La strategia multicanale rafforza i brand del lusso

Lo sostiene uno studio riportato da “Il Sole 24 Ore”

«Possiamo dire che oggi l’e-commerce è un canale presidiato quasi da tutti i brand, con piattaforma proprietaria o di terze parti.
La multicanalità invece ha uno stato di sviluppo differenziato sia per area geografica all’interno dello stesso marchio sia tra i vari brand.
Ma è proprio questo il “campo di battaglia”:
i marchi vincenti sono e saranno sempre di più quelli con una strategia che coniuga il mondo reale con quello virtuale».

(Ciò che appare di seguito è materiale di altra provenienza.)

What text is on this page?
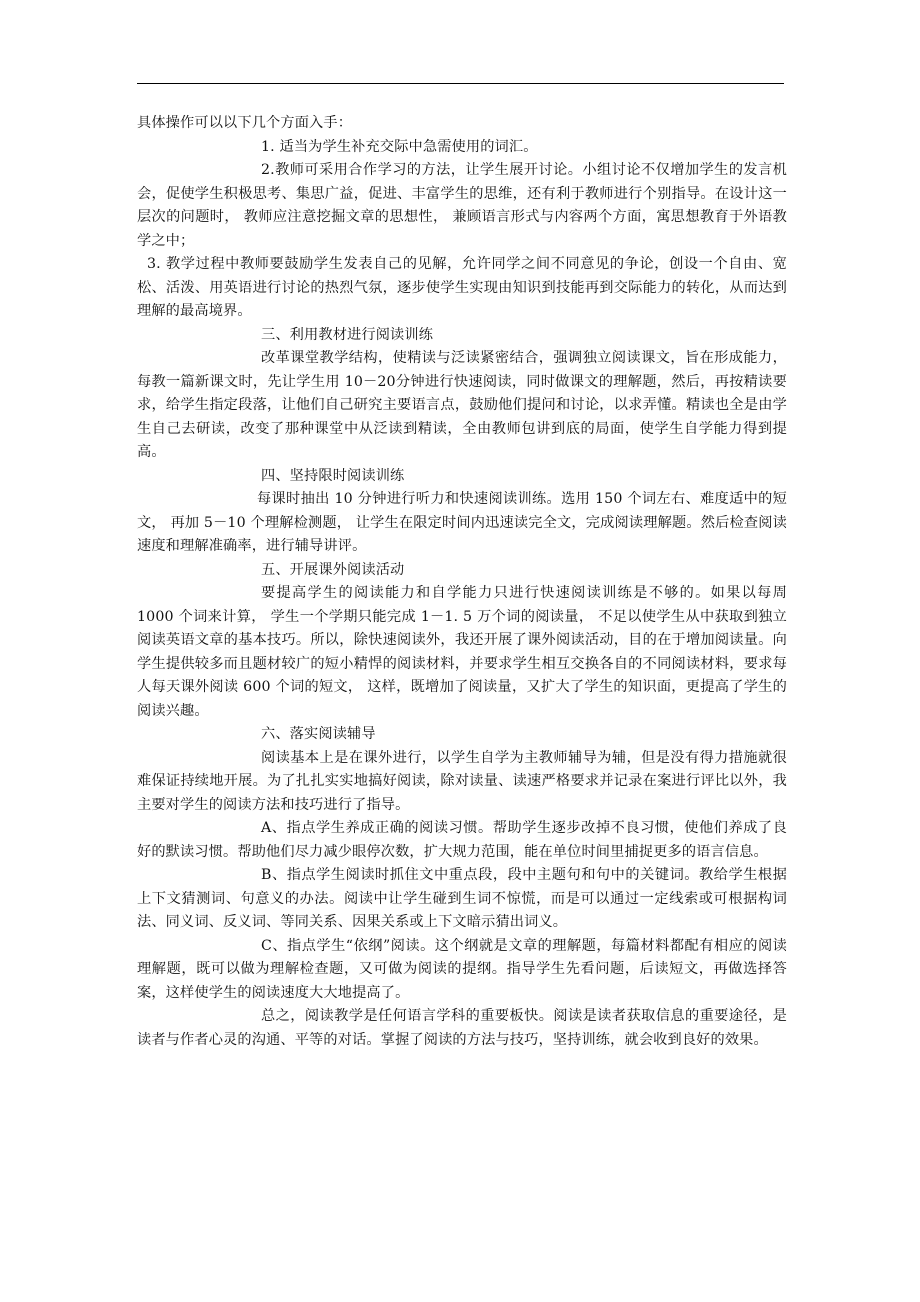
具体操作可以以下几个方面入手：

1. 适当为学生补充交际中急需使用的词汇。

2.教师可采用合作学习的方法，让学生展开讨论。小组讨论不仅增加学生的发言机会，促使学生积极思考、集思广益，促进、丰富学生的思维，还有利于教师进行个别指导。在设计这一层次的问题时， 教师应注意挖掘文章的思想性， 兼顾语言形式与内容两个方面，寓思想教育于外语教学之中；

3. 教学过程中教师要鼓励学生发表自己的见解，允许同学之间不同意见的争论，创设一个自由、宽松、活泼、用英语进行讨论的热烈气氛，逐步使学生实现由知识到技能再到交际能力的转化，从而达到理解的最高境界。

三、利用教材进行阅读训练

改革课堂教学结构，使精读与泛读紧密结合，强调独立阅读课文，旨在形成能力，每教一篇新课文时，先让学生用 10－20分钟进行快速阅读，同时做课文的理解题，然后，再按精读要求，给学生指定段落，让他们自己研究主要语言点，鼓励他们提问和讨论，以求弄懂。精读也全是由学生自己去研读，改变了那种课堂中从泛读到精读，全由教师包讲到底的局面，使学生自学能力得到提高。

四、坚持限时阅读训练

每课时抽出 10 分钟进行听力和快速阅读训练。选用 150 个词左右、难度适中的短文， 再加 5－10 个理解检测题， 让学生在限定时间内迅速读完全文，完成阅读理解题。然后检查阅读速度和理解准确率，进行辅导讲评。

五、开展课外阅读活动

要提高学生的阅读能力和自学能力只进行快速阅读训练是不够的。如果以每周 1000 个词来计算， 学生一个学期只能完成 1－1. 5 万个词的阅读量， 不足以使学生从中获取到独立阅读英语文章的基本技巧。所以，除快速阅读外，我还开展了课外阅读活动，目的在于增加阅读量。向学生提供较多而且题材较广的短小精悍的阅读材料，并要求学生相互交换各自的不同阅读材料，要求每人每天课外阅读 600 个词的短文， 这样，既增加了阅读量，又扩大了学生的知识面，更提高了学生的阅读兴趣。

六、落实阅读辅导

阅读基本上是在课外进行，以学生自学为主教师辅导为辅，但是没有得力措施就很难保证持续地开展。为了扎扎实实地搞好阅读，除对读量、读速严格要求并记录在案进行评比以外，我主要对学生的阅读方法和技巧进行了指导。

A、指点学生养成正确的阅读习惯。帮助学生逐步改掉不良习惯，使他们养成了良好的默读习惯。帮助他们尽力减少眼停次数，扩大规力范围，能在单位时间里捕捉更多的语言信息。

B、指点学生阅读时抓住文中重点段，段中主题句和句中的关键词。教给学生根据上下文猜测词、句意义的办法。阅读中让学生碰到生词不惊慌，而是可以通过一定线索或可根据构词法、同义词、反义词、等同关系、因果关系或上下文暗示猜出词义。

C、指点学生“依纲”阅读。这个纲就是文章的理解题，每篇材料都配有相应的阅读理解题，既可以做为理解检查题，又可做为阅读的提纲。指导学生先看问题，后读短文，再做选择答案，这样使学生的阅读速度大大地提高了。

总之，阅读教学是任何语言学科的重要板快。阅读是读者获取信息的重要途径，是读者与作者心灵的沟通、平等的对话。掌握了阅读的方法与技巧，坚持训练，就会收到良好的效果。
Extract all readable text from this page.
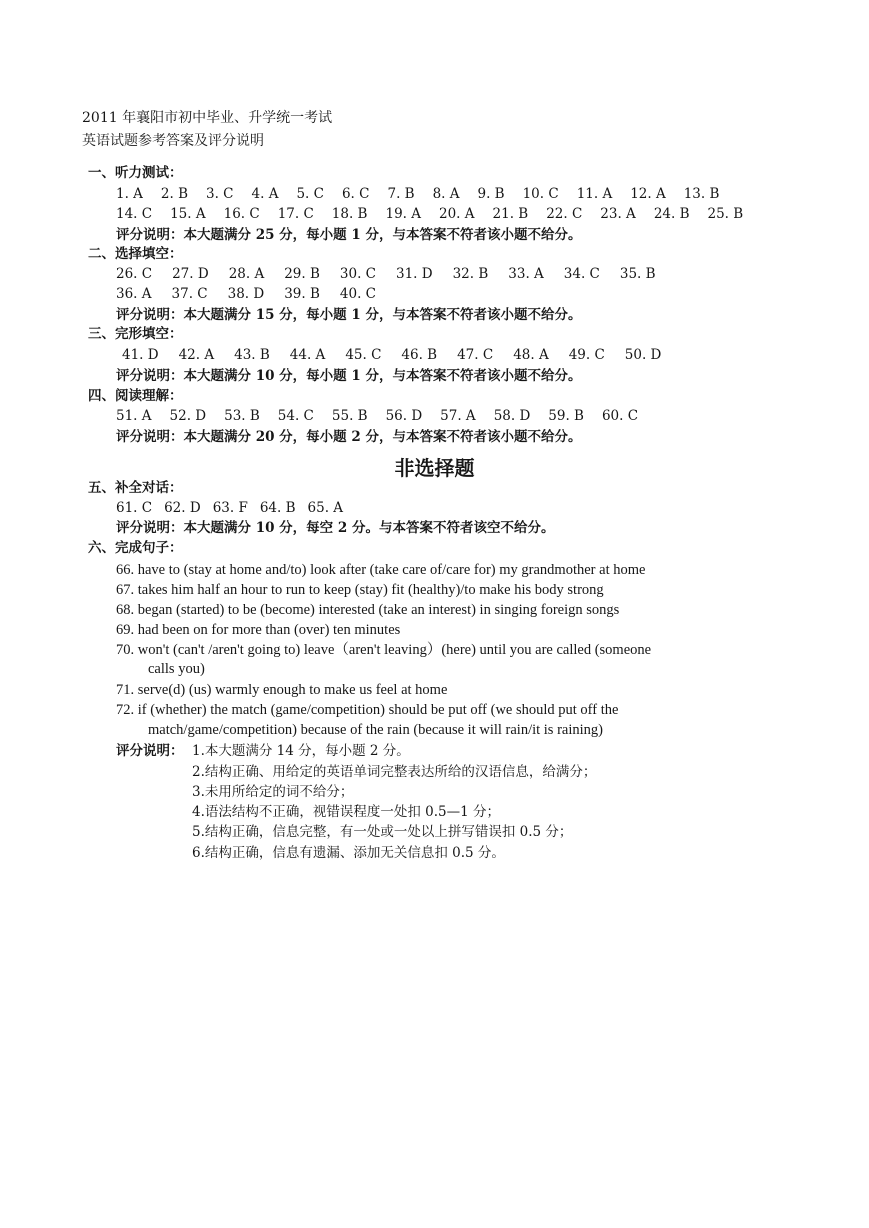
2011 年襄阳市初中毕业、升学统一考试
英语试题参考答案及评分说明
一、听力测试：
1. A 2. B 3. C 4. A 5. C 6. C 7. B 8. A 9. B 10. C 11. A 12. A 13. B
14. C 15. A 16. C 17. C 18. B 19. A 20. A 21. B 22. C 23. A 24. B 25. B
评分说明：本大题满分 25 分，每小题 1 分，与本答案不符者该小题不给分。
二、选择填空：
26. C 27. D 28. A 29. B 30. C 31. D 32. B 33. A 34. C 35. B
36. A 37. C 38. D 39. B 40. C
评分说明：本大题满分 15 分，每小题 1 分，与本答案不符者该小题不给分。
三、完形填空：
41. D 42. A 43. B 44. A 45. C 46. B 47. C 48. A 49. C 50. D
评分说明：本大题满分 10 分，每小题 1 分，与本答案不符者该小题不给分。
四、阅读理解：
51. A 52. D 53. B 54. C 55. B 56. D 57. A 58. D 59. B 60. C
评分说明：本大题满分 20 分，每小题 2 分，与本答案不符者该小题不给分。
非选择题
五、补全对话：
61. C 62. D 63. F 64. B 65. A
评分说明：本大题满分 10 分，每空 2 分。与本答案不符者该空不给分。
六、完成句子：
66. have to (stay at home and/to) look after (take care of/care for) my grandmother at home
67. takes him half an hour to run to keep (stay) fit (healthy)/to make his body strong
68. began (started) to be (become) interested (take an interest) in singing foreign songs
69. had been on for more than (over) ten minutes
70. won't (can't /aren't going to) leave（aren't leaving）(here) until you are called (someone
calls you)
71. serve(d) (us) warmly enough to make us feel at home
72. if (whether) the match (game/competition) should be put off (we should put off the
match/game/competition) because of the rain (because it will rain/it is raining)
评分说明： 1.本大题满分 14 分，每小题 2 分。
2.结构正确、用给定的英语单词完整表达所给的汉语信息，给满分；
3.未用所给定的词不给分；
4.语法结构不正确，视错误程度一处扣 0.5—1 分；
5.结构正确，信息完整，有一处或一处以上拼写错误扣 0.5 分；
6.结构正确，信息有遗漏、添加无关信息扣 0.5 分。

Maurizio Castello introduce così il Kpmg Omni-channel Retail Survery 2016, che sarà presentato oggi al Luxury Summit in programma nella sede di Milano del Sole 24 Ore (si veda l’articolo a fianco).
«Uso il termine battaglia perché le analogie con uno scontro a tutto campo sono molte – spiega Castello, partner della società di consulenza e analisi Kpmg –. Il premio è triplice: soddisfazione dei clienti , crescita dei ricavi e ottimizzazione dei magazzini.
Il campo nel quale si combatte è il mercato, ovviamente; le armi sono l’e-commerce e la multicanalità;
l’equivalente delle strutture militari da usare sono le piattaforme tecnologiche, la rete di negozi fisici e il mix distributivo;
gli avversari sono tutti i marchi della moda e del lusso del mondo».
Lo studio è stato condotto dal novembre 2015 al gennaio 2016 nel Regno Unito, ma secondo Castello i risultati principali possono essere validi in tutti gli altri mercati, europei e non solo, Italia compresa.

Le possibilità offerte da internet hanno cambiato le abitudini di consumo: «Si tende ad esempio a comprare online tardi la sera e nel 74% dei casi i consumatori non hanno visitato il negozio fisico prima, per provare il prodotto: si riservano di farlo a casa, con comodo, quando verrà consegnato».
Sempre più importante quindi la politica dei brand sui resi, aggiunge l’analista di Kpmg: «La possibilità di restituire senza costi aggiuntivi il prodotto genera maggiori ordinativi online per un 23% dei casi e un successivo maggior traffico nei negozi fisici per restituire o cambiare il prodotto.»

Le aziende del largo consumo e i marchi della moda di fascia media e medio-alta hanno investito nell’e-commerce e in generale nel digitale con anni di anticipo sul lusso.
Chi è partito in ritardo ha il vantaggio di poter costruire sull’esperienza fatta da altri marchi?
«Una tecnologia può diventare uno standard e avvantaggiare i precursori che ottengono un vantaggio competitivo – risponde Castello –.
Ma può anche accadere che i mezzi tecnologici scelti, che sono in perenne evoluzione, non siano quelli giusti e diventino un boomerang: ricostruire un’infrastruttura o una piattaforma IT può essere molto oneroso.
È innegabile però che chi non investe nello sviluppo può perdere terreno nei confronti dei concorrenti e in un mondo accelerato come quello di oggi può essere molto pericoloso».

Importante il fattore sconto: la percentuale più alta di prodotti che online si possono acquistare con riduzioni di prezzo rispetto ai negozi fisici sono nell’abbigliamento per bambini (43% dell’offerta).
Seguono arredamento (40%), elettrodomestici (34%), elettronica (30%).
Agli ultimi posti ci sono l’abbigliamento da uomo e donna: solo nel 24% e 19% dei casi i prodotti online sono scontati.
«Il 35% degli intervistati ha dichiarato che avrebbe comprato il prodotto anche a prezzo pieno, il 58% non l’avrebbe fatto.
Ma questa è una media tra tutte le categorie – conclude Castello –. Per i marchi della moda e del lusso non è lo sconto la principale ragione di acquisto».